ЕГО ЛИЦО… БОГИ ВЕЛИКИЕ, ЕГО ЛИЦО!

   - Кто ты? -прорезал ночную тишину хрипящий голос. - Ответь, кто ты?
   Раздался сухой треск Юноша безвольно сполз вниз, его голова, стукнувшись об пол, улеглась среди глиняных черепков. Из мертвых губ сбежала вниз капелька крови… голубые глаза оставались открытыми.
   - Ты все равно не поверишь, -сказал незнакомец, отворачиваясь от трупа.
   …Он вытер запачканное в крови запястье о грязную, отвратительно пахнущую мешковину. Изнутри домишко выглядел еще хуже, чем снаружи: тесная комнатенка, продуваемая изо всех щелей, окно на задней стене размером с ладонь, щелявая крыша. Но зачем притворяться изнеженным аристократом? Еще вчера он ночевал под открытым небом, мок под дождем и снегом, терпя порывы ветра - и такое бытие длилось годами. Если сравнить эту каморку с Инге-Тсе, ее спартанские условия превратятся в номер-люкс.

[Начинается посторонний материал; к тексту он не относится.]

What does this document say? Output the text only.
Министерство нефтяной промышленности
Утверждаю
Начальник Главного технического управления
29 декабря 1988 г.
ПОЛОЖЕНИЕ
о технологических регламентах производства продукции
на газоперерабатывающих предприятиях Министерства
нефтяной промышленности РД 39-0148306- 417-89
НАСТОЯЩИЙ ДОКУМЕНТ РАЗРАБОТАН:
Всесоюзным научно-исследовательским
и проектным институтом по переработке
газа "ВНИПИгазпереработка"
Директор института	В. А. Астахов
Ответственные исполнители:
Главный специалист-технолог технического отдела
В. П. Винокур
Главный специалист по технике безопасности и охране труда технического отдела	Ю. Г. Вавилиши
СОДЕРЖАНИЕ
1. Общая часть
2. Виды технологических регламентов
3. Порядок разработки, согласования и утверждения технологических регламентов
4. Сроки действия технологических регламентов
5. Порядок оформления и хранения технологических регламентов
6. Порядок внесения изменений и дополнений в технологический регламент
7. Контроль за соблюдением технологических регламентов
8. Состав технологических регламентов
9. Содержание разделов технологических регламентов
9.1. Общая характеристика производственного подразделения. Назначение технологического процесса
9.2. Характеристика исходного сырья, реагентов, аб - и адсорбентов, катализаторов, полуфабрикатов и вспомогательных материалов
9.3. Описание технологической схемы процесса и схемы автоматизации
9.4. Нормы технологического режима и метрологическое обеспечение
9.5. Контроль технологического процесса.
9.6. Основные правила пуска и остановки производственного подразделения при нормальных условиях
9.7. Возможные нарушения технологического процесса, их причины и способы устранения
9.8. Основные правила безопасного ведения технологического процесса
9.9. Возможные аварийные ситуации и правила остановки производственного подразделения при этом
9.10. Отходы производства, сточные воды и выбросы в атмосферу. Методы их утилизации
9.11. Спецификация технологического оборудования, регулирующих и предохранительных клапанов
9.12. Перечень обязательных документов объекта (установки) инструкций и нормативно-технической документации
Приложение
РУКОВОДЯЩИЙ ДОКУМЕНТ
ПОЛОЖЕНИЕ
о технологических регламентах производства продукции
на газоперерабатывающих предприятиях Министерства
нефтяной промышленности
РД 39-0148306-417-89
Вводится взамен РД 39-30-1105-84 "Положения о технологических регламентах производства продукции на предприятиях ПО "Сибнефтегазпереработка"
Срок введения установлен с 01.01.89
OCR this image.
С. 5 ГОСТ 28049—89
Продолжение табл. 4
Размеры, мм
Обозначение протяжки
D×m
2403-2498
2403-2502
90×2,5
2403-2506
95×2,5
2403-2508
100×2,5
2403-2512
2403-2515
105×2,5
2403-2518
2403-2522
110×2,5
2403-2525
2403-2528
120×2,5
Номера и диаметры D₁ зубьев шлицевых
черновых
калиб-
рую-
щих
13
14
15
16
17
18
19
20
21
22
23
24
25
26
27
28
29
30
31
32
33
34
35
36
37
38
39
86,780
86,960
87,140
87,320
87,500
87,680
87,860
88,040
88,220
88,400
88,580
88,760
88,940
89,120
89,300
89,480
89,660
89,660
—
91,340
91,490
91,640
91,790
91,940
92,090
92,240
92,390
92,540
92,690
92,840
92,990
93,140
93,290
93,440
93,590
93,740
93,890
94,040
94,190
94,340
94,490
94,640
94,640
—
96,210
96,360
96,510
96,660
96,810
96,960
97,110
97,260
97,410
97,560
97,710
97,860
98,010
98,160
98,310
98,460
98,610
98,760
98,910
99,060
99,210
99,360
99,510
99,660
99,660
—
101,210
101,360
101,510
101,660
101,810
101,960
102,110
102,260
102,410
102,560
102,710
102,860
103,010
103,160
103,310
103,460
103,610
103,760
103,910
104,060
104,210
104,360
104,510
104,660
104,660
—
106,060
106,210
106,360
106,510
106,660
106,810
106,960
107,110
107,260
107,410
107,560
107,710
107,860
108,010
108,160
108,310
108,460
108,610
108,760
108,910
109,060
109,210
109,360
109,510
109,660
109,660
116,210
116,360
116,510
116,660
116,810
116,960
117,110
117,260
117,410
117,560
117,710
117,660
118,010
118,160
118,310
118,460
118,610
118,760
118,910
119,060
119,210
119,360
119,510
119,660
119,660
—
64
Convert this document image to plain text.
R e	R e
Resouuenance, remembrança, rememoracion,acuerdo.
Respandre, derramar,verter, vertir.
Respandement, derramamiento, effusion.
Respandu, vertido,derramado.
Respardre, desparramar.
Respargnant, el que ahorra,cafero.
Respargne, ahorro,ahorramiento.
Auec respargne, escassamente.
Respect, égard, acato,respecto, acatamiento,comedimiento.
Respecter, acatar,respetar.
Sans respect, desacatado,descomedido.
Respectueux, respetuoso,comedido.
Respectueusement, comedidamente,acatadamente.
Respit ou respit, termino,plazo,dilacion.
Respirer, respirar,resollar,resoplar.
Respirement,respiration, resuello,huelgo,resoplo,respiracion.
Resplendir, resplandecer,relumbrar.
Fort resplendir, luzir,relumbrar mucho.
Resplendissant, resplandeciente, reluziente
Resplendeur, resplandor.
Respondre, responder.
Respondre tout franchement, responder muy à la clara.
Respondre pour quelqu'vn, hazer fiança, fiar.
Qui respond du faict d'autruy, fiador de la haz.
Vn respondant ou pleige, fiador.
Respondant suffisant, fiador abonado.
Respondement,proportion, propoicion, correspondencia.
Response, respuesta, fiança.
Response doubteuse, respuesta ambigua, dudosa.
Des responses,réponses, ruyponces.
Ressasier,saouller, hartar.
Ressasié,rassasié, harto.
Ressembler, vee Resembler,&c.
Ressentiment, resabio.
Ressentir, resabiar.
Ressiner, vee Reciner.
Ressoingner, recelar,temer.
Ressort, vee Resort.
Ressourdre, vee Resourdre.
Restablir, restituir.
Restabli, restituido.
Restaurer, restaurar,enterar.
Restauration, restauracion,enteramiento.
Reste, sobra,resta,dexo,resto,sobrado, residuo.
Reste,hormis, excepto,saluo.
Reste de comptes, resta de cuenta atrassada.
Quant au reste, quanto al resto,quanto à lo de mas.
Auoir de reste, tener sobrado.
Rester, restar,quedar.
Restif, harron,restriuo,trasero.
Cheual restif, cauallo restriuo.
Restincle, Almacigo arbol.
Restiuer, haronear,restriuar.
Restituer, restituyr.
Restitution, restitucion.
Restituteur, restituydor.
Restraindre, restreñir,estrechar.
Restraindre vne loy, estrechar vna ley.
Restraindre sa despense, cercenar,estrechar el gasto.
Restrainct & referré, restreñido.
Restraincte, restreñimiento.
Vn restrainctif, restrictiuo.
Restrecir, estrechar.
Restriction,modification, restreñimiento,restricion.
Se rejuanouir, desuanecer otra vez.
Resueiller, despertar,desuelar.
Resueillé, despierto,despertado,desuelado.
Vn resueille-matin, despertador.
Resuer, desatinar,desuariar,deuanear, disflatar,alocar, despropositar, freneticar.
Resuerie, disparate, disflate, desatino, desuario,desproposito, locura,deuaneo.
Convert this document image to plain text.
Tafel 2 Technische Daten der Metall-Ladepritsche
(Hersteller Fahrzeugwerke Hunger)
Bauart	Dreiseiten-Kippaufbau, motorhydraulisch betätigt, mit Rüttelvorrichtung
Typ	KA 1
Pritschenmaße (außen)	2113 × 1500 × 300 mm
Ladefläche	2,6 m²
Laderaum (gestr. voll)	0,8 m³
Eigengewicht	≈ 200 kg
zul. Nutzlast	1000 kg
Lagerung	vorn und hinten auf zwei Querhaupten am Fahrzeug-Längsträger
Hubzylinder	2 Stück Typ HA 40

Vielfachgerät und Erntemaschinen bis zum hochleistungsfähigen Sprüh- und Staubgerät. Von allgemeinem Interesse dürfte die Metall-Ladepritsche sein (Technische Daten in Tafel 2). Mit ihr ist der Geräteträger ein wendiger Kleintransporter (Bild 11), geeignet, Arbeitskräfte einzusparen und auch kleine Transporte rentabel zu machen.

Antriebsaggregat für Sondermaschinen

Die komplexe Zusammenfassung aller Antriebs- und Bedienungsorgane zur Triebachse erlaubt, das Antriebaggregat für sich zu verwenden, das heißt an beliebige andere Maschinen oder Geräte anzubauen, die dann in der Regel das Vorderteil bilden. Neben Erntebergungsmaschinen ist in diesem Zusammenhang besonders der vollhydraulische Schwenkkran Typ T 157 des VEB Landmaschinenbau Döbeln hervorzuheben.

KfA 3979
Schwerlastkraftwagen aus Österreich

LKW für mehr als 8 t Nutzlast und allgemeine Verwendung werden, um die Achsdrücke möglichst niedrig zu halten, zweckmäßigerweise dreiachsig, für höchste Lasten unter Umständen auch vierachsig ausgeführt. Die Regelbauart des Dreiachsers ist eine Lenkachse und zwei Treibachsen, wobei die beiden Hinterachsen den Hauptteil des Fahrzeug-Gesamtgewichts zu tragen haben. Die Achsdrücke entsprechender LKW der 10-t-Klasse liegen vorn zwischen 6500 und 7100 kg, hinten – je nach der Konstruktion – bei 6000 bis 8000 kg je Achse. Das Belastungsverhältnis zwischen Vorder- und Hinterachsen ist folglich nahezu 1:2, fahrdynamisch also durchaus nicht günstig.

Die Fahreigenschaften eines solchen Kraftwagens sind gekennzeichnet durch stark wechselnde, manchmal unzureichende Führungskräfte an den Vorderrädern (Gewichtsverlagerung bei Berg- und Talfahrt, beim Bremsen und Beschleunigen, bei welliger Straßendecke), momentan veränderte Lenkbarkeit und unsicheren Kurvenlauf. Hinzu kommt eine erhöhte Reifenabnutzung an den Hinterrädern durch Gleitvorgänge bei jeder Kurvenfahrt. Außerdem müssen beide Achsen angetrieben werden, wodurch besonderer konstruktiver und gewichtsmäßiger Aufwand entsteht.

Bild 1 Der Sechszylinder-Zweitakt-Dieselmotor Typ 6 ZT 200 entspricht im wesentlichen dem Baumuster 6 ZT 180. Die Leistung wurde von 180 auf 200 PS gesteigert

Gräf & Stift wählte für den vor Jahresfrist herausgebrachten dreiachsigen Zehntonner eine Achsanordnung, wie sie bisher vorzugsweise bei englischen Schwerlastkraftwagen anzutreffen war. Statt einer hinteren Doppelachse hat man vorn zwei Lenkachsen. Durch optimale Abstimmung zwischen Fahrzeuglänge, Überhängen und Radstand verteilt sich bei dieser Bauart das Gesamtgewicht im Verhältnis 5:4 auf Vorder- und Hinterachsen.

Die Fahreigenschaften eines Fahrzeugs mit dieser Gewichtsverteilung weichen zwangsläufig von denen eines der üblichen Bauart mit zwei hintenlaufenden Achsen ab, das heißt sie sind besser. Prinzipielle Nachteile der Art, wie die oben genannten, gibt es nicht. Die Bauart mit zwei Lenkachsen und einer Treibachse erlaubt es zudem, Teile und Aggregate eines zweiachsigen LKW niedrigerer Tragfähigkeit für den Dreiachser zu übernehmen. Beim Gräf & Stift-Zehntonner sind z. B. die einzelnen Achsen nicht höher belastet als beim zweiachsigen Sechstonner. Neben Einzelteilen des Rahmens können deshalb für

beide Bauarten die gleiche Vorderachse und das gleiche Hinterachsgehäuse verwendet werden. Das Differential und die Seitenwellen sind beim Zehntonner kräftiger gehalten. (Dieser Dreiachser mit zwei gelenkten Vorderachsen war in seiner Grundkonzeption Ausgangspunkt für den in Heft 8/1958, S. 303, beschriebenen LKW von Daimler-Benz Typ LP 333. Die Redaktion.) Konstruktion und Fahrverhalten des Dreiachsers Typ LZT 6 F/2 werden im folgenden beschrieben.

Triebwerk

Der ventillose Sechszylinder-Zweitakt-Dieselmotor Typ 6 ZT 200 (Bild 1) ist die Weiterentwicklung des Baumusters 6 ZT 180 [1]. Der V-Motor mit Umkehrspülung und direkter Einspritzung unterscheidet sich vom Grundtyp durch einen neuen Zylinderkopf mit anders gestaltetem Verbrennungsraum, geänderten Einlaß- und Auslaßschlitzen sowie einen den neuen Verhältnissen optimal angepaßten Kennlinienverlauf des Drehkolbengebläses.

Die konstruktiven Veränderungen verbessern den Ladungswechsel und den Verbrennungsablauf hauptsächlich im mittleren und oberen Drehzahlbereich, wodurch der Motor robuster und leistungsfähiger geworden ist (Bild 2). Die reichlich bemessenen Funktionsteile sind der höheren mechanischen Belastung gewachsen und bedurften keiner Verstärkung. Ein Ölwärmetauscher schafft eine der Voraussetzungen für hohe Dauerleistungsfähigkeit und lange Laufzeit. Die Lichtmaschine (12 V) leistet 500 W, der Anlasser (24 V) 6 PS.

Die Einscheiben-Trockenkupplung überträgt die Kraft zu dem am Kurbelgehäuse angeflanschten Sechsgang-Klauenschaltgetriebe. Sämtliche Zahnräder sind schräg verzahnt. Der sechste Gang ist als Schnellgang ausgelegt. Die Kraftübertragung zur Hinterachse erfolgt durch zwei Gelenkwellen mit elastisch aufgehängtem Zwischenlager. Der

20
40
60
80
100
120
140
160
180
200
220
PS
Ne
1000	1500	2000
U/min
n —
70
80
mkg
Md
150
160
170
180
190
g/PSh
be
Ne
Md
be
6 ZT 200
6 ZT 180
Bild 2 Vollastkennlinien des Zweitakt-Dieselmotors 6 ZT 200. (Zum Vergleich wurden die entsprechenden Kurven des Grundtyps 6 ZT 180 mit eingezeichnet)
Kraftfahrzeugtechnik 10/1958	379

   …Ужасно хочется есть… вслед за режущей болью всей его сущностью без остатка овладело и второе изрядно подзабытое чувство - собачий голод.
   В этой дощатой халупе - шаром покати, на старом столе - только жалкие, колючие хлебные крошки. Придется потерпеть до утра. Похоже, он потратил минимум полдня на то, чтобы добраться из пустыни в Ерушалаим. Хорошо еще, что чудом встретилась заблудившаяся кобыла. Впрочем, и повод для огорчения сам собой тоже никуда не исчез. Пропала вторая пистолетная обойма. Где ее искать, он понятия не имеет. Теперь в наличии всего-навсего восемь патронов, поэтому расходовать их придется очень экономно. Хотя первый же опыт в области экономии прошел удачно - без единого выстрела. «Целей» осталось двенадцать, патронов - значительно меньше. А на главную цель надо потратить три пули. Она того стоит.
   …Сев на пол рядом с неподвижным телом, он внимательно осмотрел свои ноги. Пешая прогулка до оазиса не прошла даром. Левая стопа - в кровавых мозолях, с правой дела обстоят немногим лучше. От долгой езды верхом кожа на внутренней стороне бедер сбилась до черных синяков. Ничего странного - просидев долгие десятилетия на одном и том же «пятачке» в горах, он разучился путешествовать на дальние расстояния. Куцые ежедневные прогулки вокруг Двери не в счет. Боль притупилась, поначалу она грызла мозг крысой, ввинчиваясь в кости хребта. Теперь мышцы просто ноют, голова раскалывается, во всем теле - сильная ломота, как будто по нему проехал танк Ничего. Со временем это обязательно должно пройти.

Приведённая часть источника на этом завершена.